Al direttore del coro. Per Iedutun. Salmo di Davide.
Io dicevo: «Vigilerò sulla mia condotta per non peccare con le mie parole; metterò un freno alla mia bocca, finché l’empio mi starà davanti».
Come un muto sono stato in silenzio, ho taciuto senz’averne bene; anzi, il mio dolore s’è inasprito.
Il mio cuore ardeva dentro di me; mentre meditavo, un fuoco s’è acceso; allora la mia lingua ha parlato.
O SIGNORE, fammi conoscere la mia fine e quale sia la misura dei miei giorni.
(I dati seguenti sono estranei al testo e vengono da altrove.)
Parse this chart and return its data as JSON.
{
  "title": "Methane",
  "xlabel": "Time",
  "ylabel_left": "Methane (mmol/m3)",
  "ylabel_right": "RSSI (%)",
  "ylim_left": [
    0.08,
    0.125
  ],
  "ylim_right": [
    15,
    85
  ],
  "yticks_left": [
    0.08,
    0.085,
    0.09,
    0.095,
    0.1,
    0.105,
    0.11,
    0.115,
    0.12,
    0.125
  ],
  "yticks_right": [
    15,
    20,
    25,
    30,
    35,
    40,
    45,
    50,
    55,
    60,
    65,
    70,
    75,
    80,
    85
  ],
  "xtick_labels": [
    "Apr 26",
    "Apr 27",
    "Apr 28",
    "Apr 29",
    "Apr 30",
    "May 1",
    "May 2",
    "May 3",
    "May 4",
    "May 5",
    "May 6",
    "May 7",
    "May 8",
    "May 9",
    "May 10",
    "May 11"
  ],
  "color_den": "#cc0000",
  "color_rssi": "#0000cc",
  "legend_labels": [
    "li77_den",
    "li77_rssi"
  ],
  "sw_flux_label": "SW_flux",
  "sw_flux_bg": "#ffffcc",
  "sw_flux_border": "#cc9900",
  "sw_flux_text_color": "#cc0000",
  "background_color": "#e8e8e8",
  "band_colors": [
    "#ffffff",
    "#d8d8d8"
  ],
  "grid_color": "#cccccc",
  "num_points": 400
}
Fa’ che io sappia quanto sono fragile.
Ecco, tu hai ridotto la mia esistenza alla lunghezza di qualche palmo, la mia durata è come nulla davanti a te; certo, ogni uomo, benché saldo in piedi, non è che vanità. [Pausa]
Certo, l’uomo va e viene come un’ombra; certo, si affanna per quel che è vanità; egli accumula ricchezze, senza sapere chi le raccoglierà.
E ora, o Signore, che aspetto? La mia speranza è in te.
Liberami da tutti i miei peccati; non abbandonarmi agli scherni dello stolto.
Sto in silenzio, non aprirò bocca, perché sei tu che hai agito.
Allontana da me il tuo flagello! Io mi consumo sotto i colpi della tua mano.
Castigando la sua iniquità, tu correggi l’uomo, distruggi come un tarlo quel che ha di più caro; certo, ogni uomo non è che vanità. [Pausa]
O SIGNORE, ascolta la mia preghiera, porgi orecchio al mio grido; non essere insensibile alle mie lacrime, poiché io sono uno straniero davanti a te, un pellegrino, come tutti i miei padri.
Distogli il tuo sguardo, perché io respiri, prima di andarmene e scomparire.